Segundo apuração da jornalista Clarisse Oliveira, da CNN Brasil, este foi o foco central de um almoço reservado entre os dois, que durou mais de três horas na última quarta-feira.
Apesar da longa conversa, o encontro terminou sem uma definição oficial. Lula e Haddad mantiveram discrição absoluta sobre os detalhes do que foi tratado, mas lideranças do PT avaliam que o “martelo” deve ser batido em breve.

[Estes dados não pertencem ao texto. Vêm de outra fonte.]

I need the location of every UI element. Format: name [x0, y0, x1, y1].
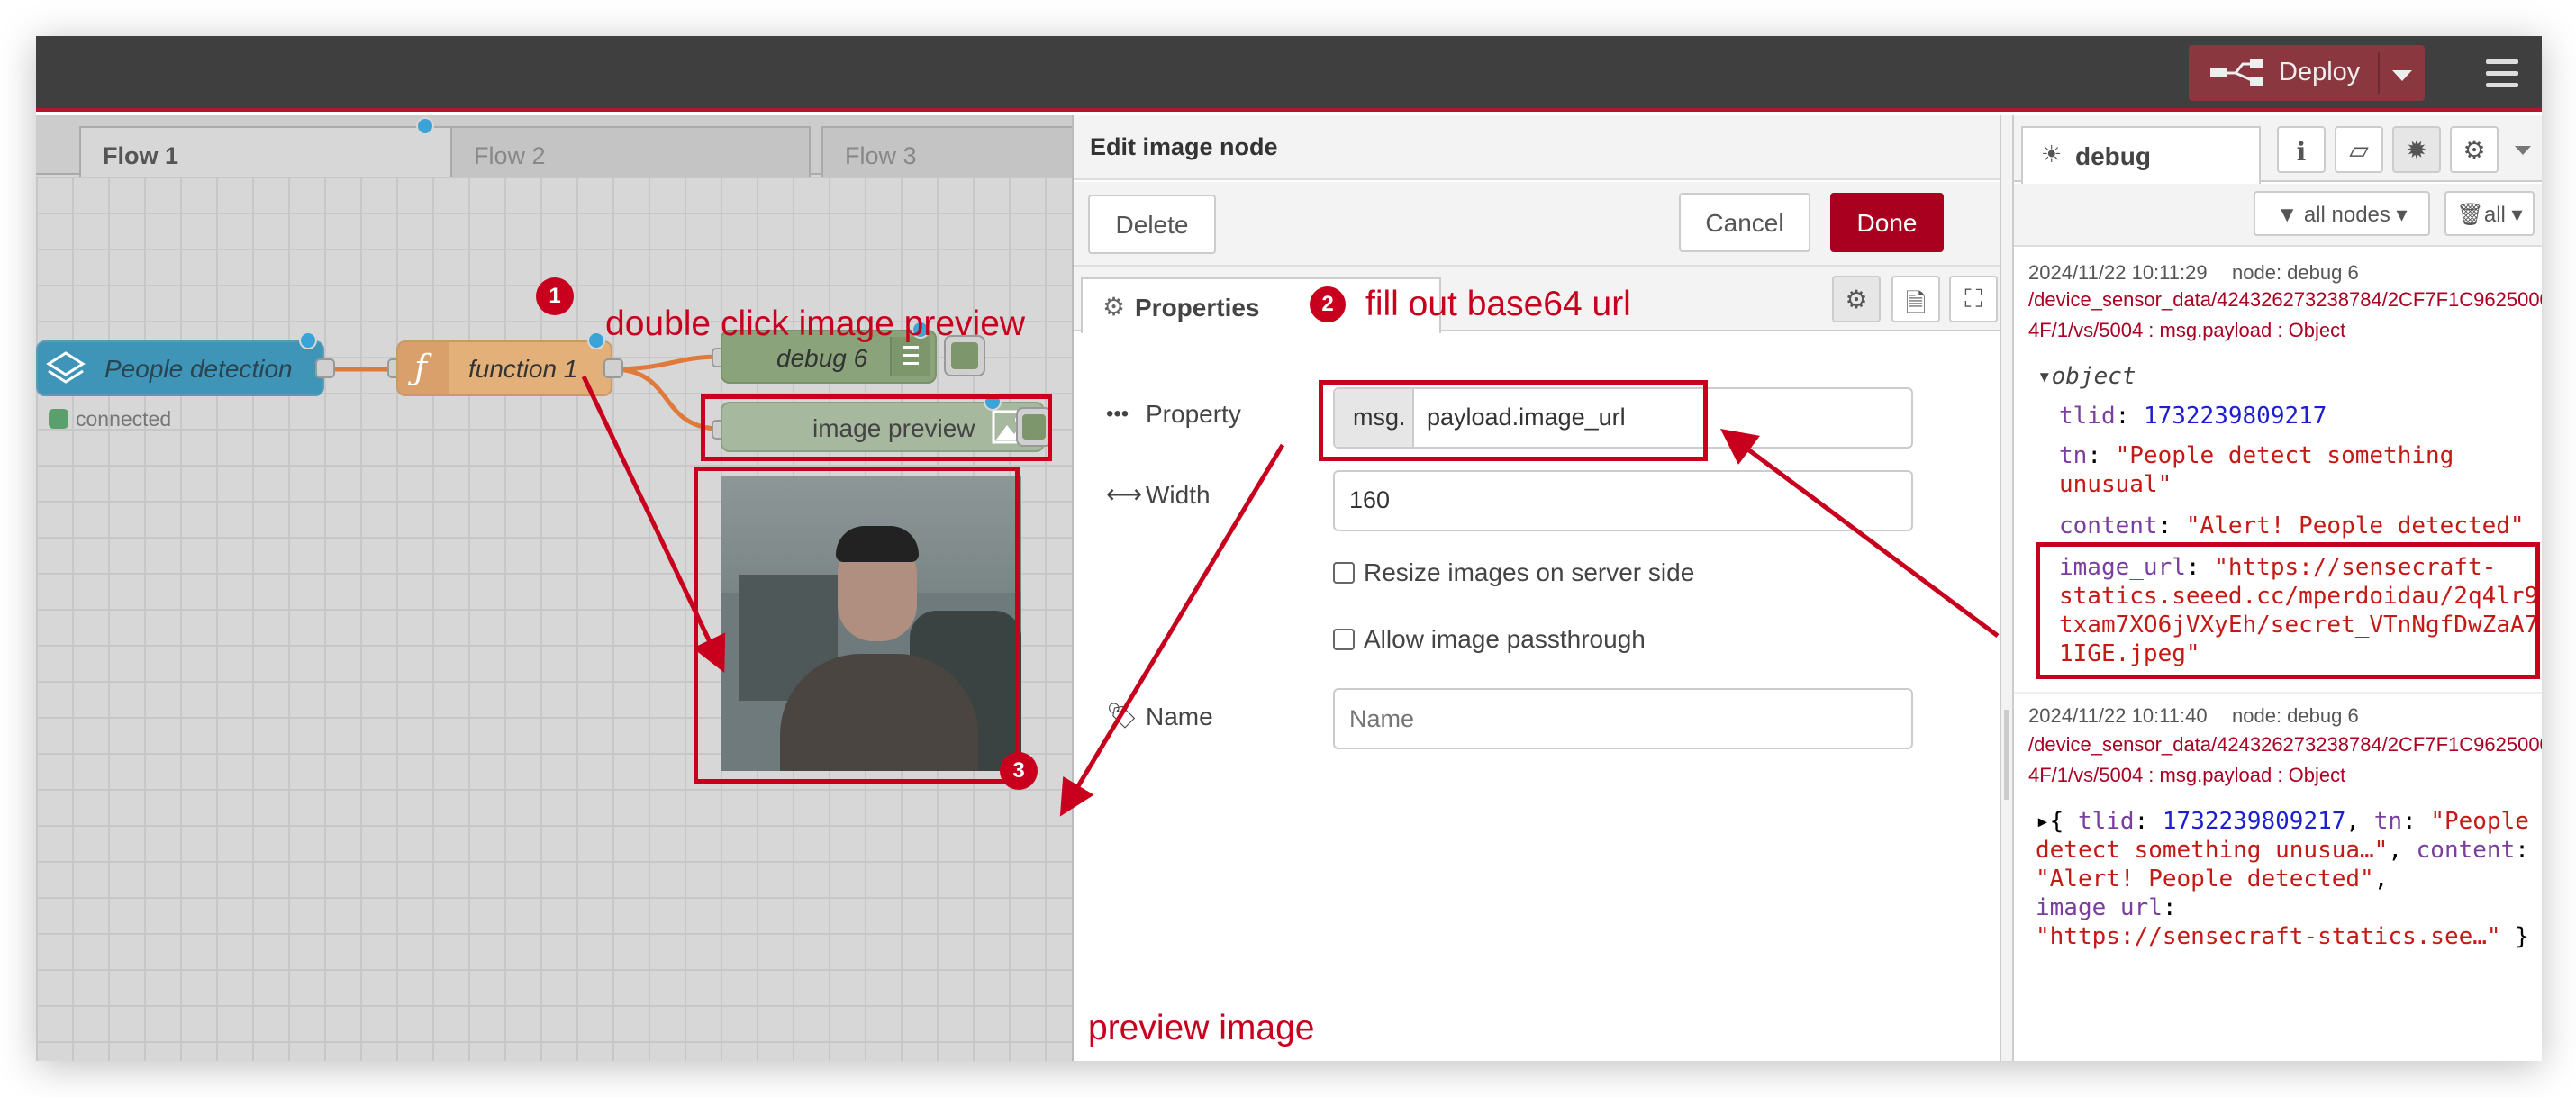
app-window: Deploy Flow 1 Flow 2 Flow 3 People detec…: [36, 36, 2542, 1061]
annotation-arrows: [581, 375, 2000, 817]
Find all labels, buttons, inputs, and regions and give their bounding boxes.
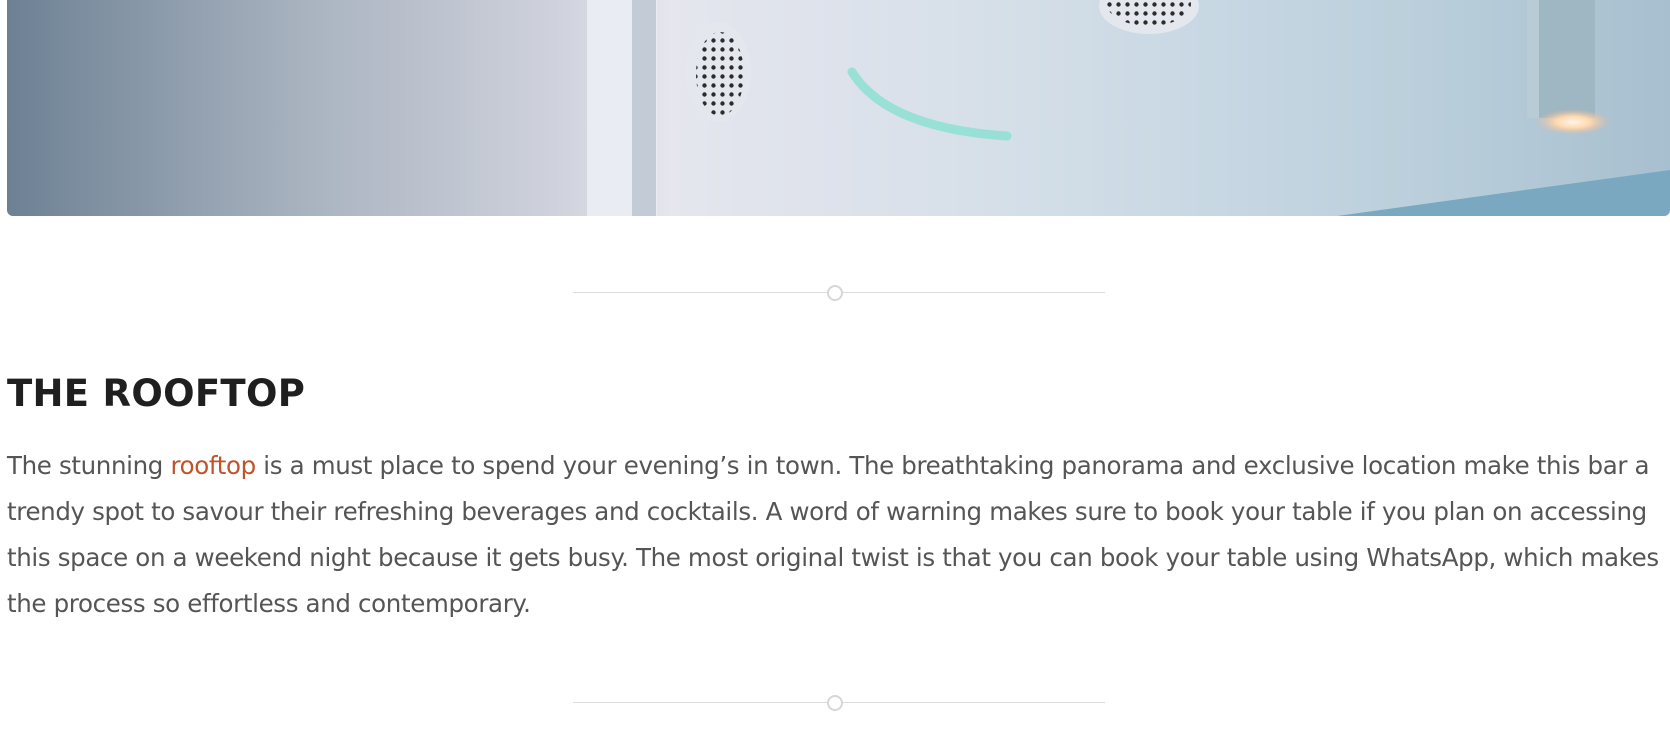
rooftop-link[interactable]: rooftop [170,451,256,480]
paragraph-text-start: The stunning [7,451,171,480]
hero-image [7,0,1670,216]
section-divider-bottom [573,693,1105,713]
section-divider [573,283,1105,303]
section-paragraph: The stunning rooftop is a must place to … [7,443,1665,627]
divider-circle-icon [827,285,843,301]
section-title: THE ROOFTOP [7,372,306,415]
divider-circle-icon [827,695,843,711]
hero-photo-illustration [587,0,1670,216]
page: THE ROOFTOP The stunning rooftop is a mu… [0,0,1670,748]
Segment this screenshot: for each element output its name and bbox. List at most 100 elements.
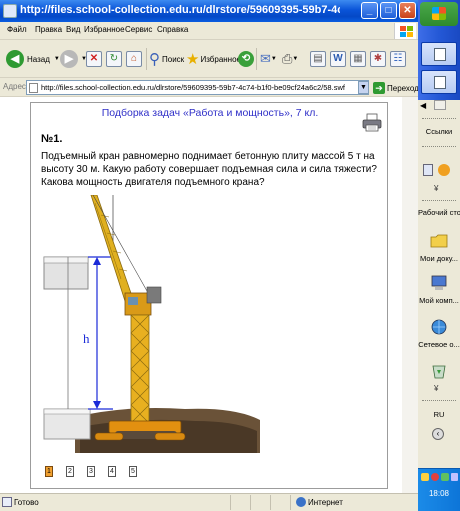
status-bar: Готово Интернет xyxy=(0,493,418,511)
page-button-4[interactable]: 4 xyxy=(108,466,116,477)
links-toolbar-label[interactable]: Ссылки xyxy=(418,127,460,136)
tray-expand-icon[interactable]: ‹ xyxy=(432,428,444,440)
scroll-left-icon[interactable]: ◀ xyxy=(420,101,426,110)
desktop-toolbar-label[interactable]: Рабочий стол xyxy=(418,208,460,217)
mail-icon: ✉ xyxy=(260,51,271,66)
taskbar-window-button[interactable] xyxy=(421,70,457,94)
menu-help[interactable]: Справка xyxy=(157,25,188,34)
go-arrow-icon: ➔ xyxy=(373,82,385,94)
stop-button[interactable]: ✕ xyxy=(86,48,102,70)
search-icon: ⚲ xyxy=(149,51,160,68)
browser-window: http://files.school-collection.edu.ru/dl… xyxy=(0,0,419,511)
favorites-button[interactable]: ★ Избранное xyxy=(186,48,241,70)
toolbar-grip xyxy=(422,118,456,120)
menu-bar: Файл Правка Вид Избранное Сервис Справка xyxy=(0,22,418,40)
extra-button[interactable]: ☷ xyxy=(390,48,406,70)
height-label: h xyxy=(83,331,90,346)
flash-frame: Подборка задач «Работа и мощность», 7 кл… xyxy=(30,102,388,489)
panel-button[interactable] xyxy=(434,100,446,110)
page-button-3[interactable]: 3 xyxy=(87,466,95,477)
forward-arrow-icon: ▶ xyxy=(60,50,78,68)
refresh-button[interactable]: ↻ xyxy=(106,48,122,70)
extra-icon: ☷ xyxy=(390,51,406,67)
window-title: http://files.school-collection.edu.ru/dl… xyxy=(20,4,340,16)
menu-view[interactable]: Вид xyxy=(66,25,80,34)
go-button[interactable]: ➔ Переход xyxy=(373,81,419,95)
tools-button[interactable]: ✱ xyxy=(370,48,386,70)
menu-file[interactable]: Файл xyxy=(7,25,27,34)
forward-button[interactable]: ▶ ▼ xyxy=(60,48,87,70)
my-computer-label[interactable]: Мой комп... xyxy=(418,296,460,305)
status-divider xyxy=(270,495,271,510)
page-status-icon xyxy=(2,497,12,507)
page-button-5[interactable]: 5 xyxy=(129,466,137,477)
page-button-1[interactable]: 1 xyxy=(45,466,53,477)
tray-app-icon[interactable] xyxy=(431,473,439,481)
back-dropdown-icon[interactable]: ▼ xyxy=(54,56,60,62)
task-text: Подъемный кран равномерно поднимает бето… xyxy=(41,151,377,188)
back-label: Назад xyxy=(27,54,50,64)
language-indicator[interactable]: RU xyxy=(418,410,460,419)
edit-button[interactable]: ▤ xyxy=(310,48,326,70)
speaker-icon[interactable] xyxy=(451,473,458,481)
status-text: Готово xyxy=(14,498,39,507)
taskbar-window-button[interactable] xyxy=(421,42,457,66)
clock[interactable]: 18:08 xyxy=(418,489,460,498)
printer-icon[interactable] xyxy=(362,113,382,133)
start-button[interactable] xyxy=(420,2,458,26)
chevron-down-icon[interactable]: ¥ xyxy=(434,184,438,193)
toolbar-separator xyxy=(256,48,257,70)
minimize-button[interactable]: _ xyxy=(361,2,378,19)
windows-logo-icon xyxy=(394,23,416,39)
page-content: Подборка задач «Работа и мощность», 7 кл… xyxy=(0,97,418,493)
stop-icon: ✕ xyxy=(86,51,102,67)
search-label: Поиск xyxy=(162,54,185,64)
menu-favorites[interactable]: Избранное xyxy=(84,25,125,34)
page-button-2[interactable]: 2 xyxy=(66,466,74,477)
vertical-scrollbar[interactable] xyxy=(402,97,418,493)
maximize-button[interactable]: □ xyxy=(380,2,397,19)
menu-edit[interactable]: Правка xyxy=(35,25,62,34)
page-heading: Подборка задач «Работа и мощность», 7 кл… xyxy=(101,107,319,119)
folder-icon[interactable] xyxy=(430,232,448,250)
network-label[interactable]: Сетевое о... xyxy=(418,340,460,349)
windows-taskbar: ◀ Ссылки ¥ Рабочий стол Мои доку... Мой … xyxy=(418,0,460,511)
address-input[interactable]: http://files.school-collection.edu.ru/dl… xyxy=(26,80,369,95)
toolbar: ◀ Назад ▼ ▶ ▼ ✕ ↻ ⌂ ⚲ Поиск ★ Избранное … xyxy=(0,40,418,78)
close-button[interactable]: ✕ xyxy=(399,2,416,19)
messenger-button[interactable]: ▦ xyxy=(350,48,366,70)
tray-app-icon[interactable] xyxy=(441,473,449,481)
window-icon xyxy=(434,76,446,89)
menu-tools[interactable]: Сервис xyxy=(125,25,152,34)
show-desktop-icon[interactable] xyxy=(423,164,433,176)
search-button[interactable]: ⚲ Поиск xyxy=(149,48,184,70)
back-button[interactable]: ◀ Назад ▼ xyxy=(6,48,60,70)
back-arrow-icon: ◀ xyxy=(6,50,24,68)
recycle-icon[interactable] xyxy=(430,362,448,380)
quick-launch-panel: ◀ Ссылки ¥ Рабочий стол Мои доку... Мой … xyxy=(418,100,460,468)
status-divider xyxy=(250,495,251,510)
tray-app-icon[interactable] xyxy=(421,473,429,481)
my-documents-label[interactable]: Мои доку... xyxy=(418,254,460,263)
home-button[interactable]: ⌂ xyxy=(126,48,142,70)
print-button[interactable]: ⎙ ▼ xyxy=(282,48,298,70)
mail-button[interactable]: ✉ ▼ xyxy=(260,48,277,70)
toolbar-grip xyxy=(422,200,456,202)
computer-icon[interactable] xyxy=(430,274,448,292)
address-dropdown[interactable]: ▼ xyxy=(358,81,369,94)
discuss-button[interactable]: W xyxy=(330,48,346,70)
history-button[interactable]: ⟲ xyxy=(238,48,254,70)
word-icon: W xyxy=(330,51,346,67)
ie-page-icon xyxy=(3,4,17,18)
home-icon: ⌂ xyxy=(126,51,142,67)
windows-flag-icon xyxy=(432,7,446,20)
task-number: №1. xyxy=(41,133,63,145)
chevron-down-icon[interactable]: ¥ xyxy=(434,384,438,393)
network-icon[interactable] xyxy=(430,318,448,336)
star-icon: ★ xyxy=(186,51,200,68)
media-player-icon[interactable] xyxy=(438,164,450,176)
address-bar: Адрес http://files.school-collection.edu… xyxy=(0,78,419,97)
history-icon: ⟲ xyxy=(238,51,254,67)
tools-icon: ✱ xyxy=(370,51,386,67)
crane-illustration: h xyxy=(43,195,260,453)
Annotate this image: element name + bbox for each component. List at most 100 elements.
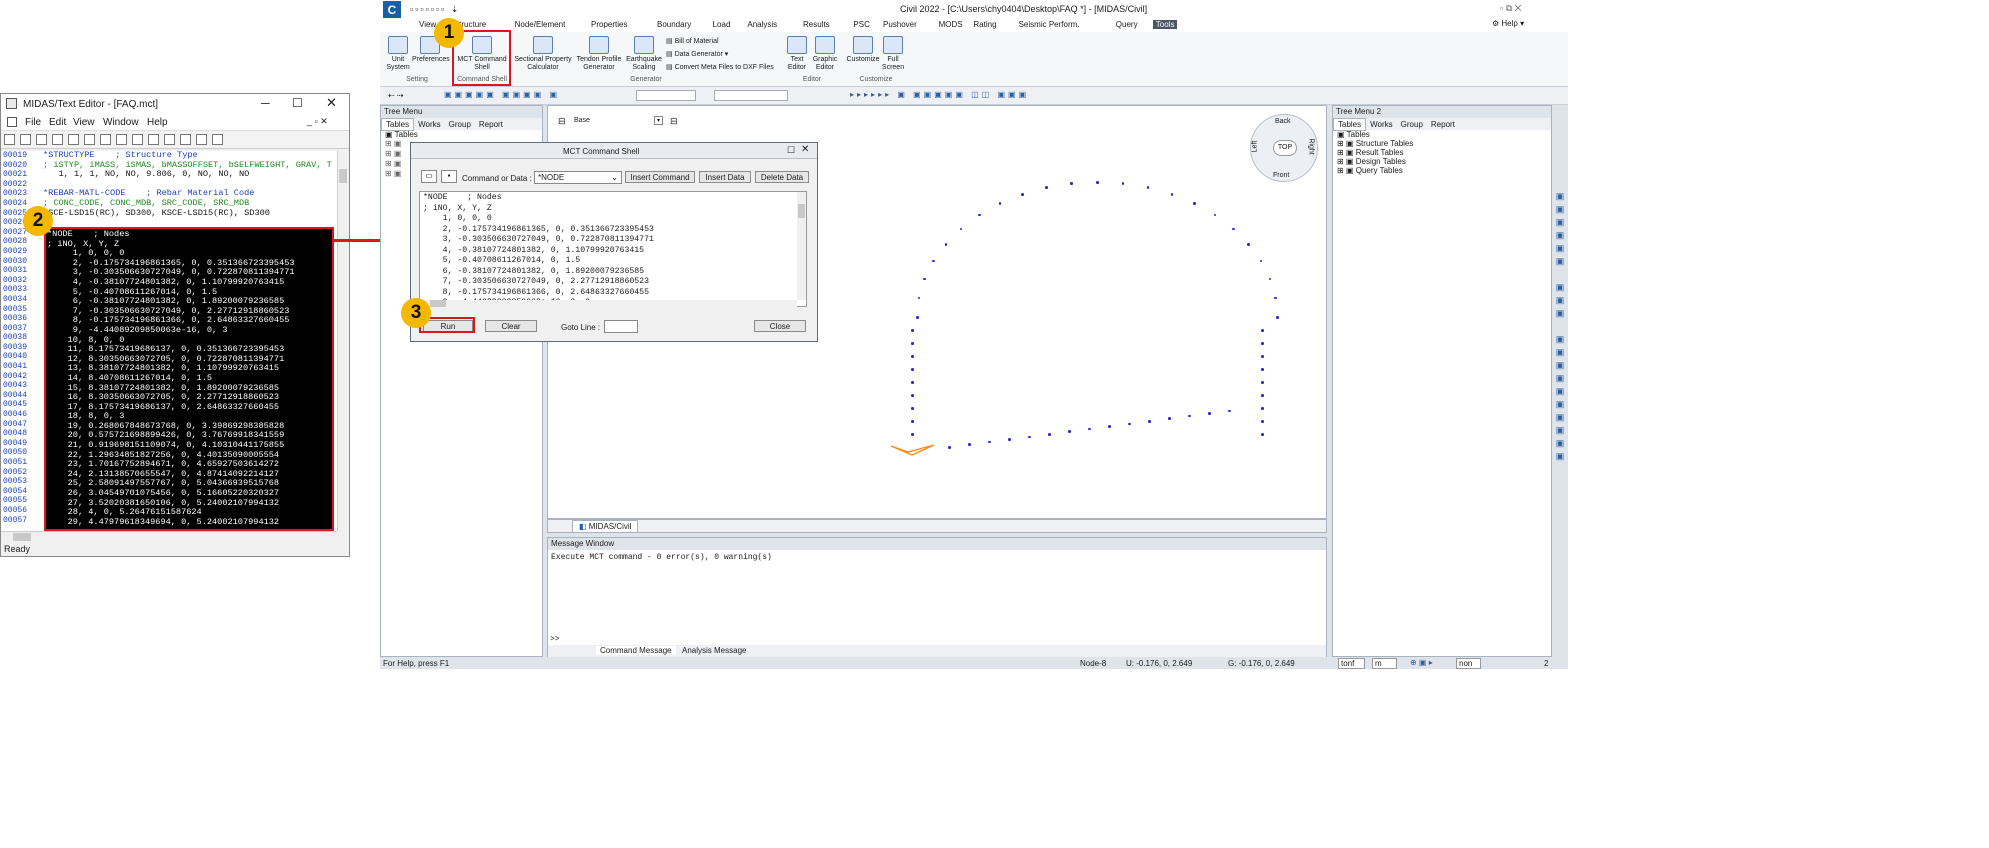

A urgência do presidente justifica-se pela necessidade estratégica de garantir um palanque robusto no maior colégio eleitoral do país para dar sustentação à sua própria tentativa de reeleição.
O risco eleitoral e o fantasma de Tarcísio
No entanto, a resistência de Haddad e de parte de seu entorno passa pelo cálculo de risco. O cenário atual aponta o governador Tarcísio de Freitas (Republicanos) como franco favorito à reeleição nas pesquisas de intenção de voto.
Mesmo que Tarcísio opte por disputar a Presidência, o histórico de derrotas do PT no estado de São Paulo pesa contra a decisão do ministro. Interlocutores próximos a Haddad avaliam que uma nova derrota local poderia desgastar sua imagem política.
A mira em 2030 e o Ministério da Casa Civil
O pano de fundo da negociação, contudo, vai além de 2026. Aliados de Haddad indicam que ele aceitaria o desafio em São Paulo caso receba uma sinalização clara de que será o sucessor natural de Lula em 2030.
Uma das possibilidades ventiladas nos bastidores do Palácio do Planalto é que, em caso de derrota em São Paulo e vitória de Lula nacionalmente, Haddad retorne à Esplanada dos Ministérios para ocupar a chefia da Casa Civil.
Nesta configuração, o atual ministro da Fazenda passaria a ser o “homem forte” de um eventual quarto governo Lula, ganhando a vitrine necessária para consolidar sua liderança e se posicionar como o nome da esquerda para a sucessão presidencial na década de 2030. Por enquanto, o xadrez político segue em aberto, dependendo do sinal verde de Haddad para encarar as urnas paulistas.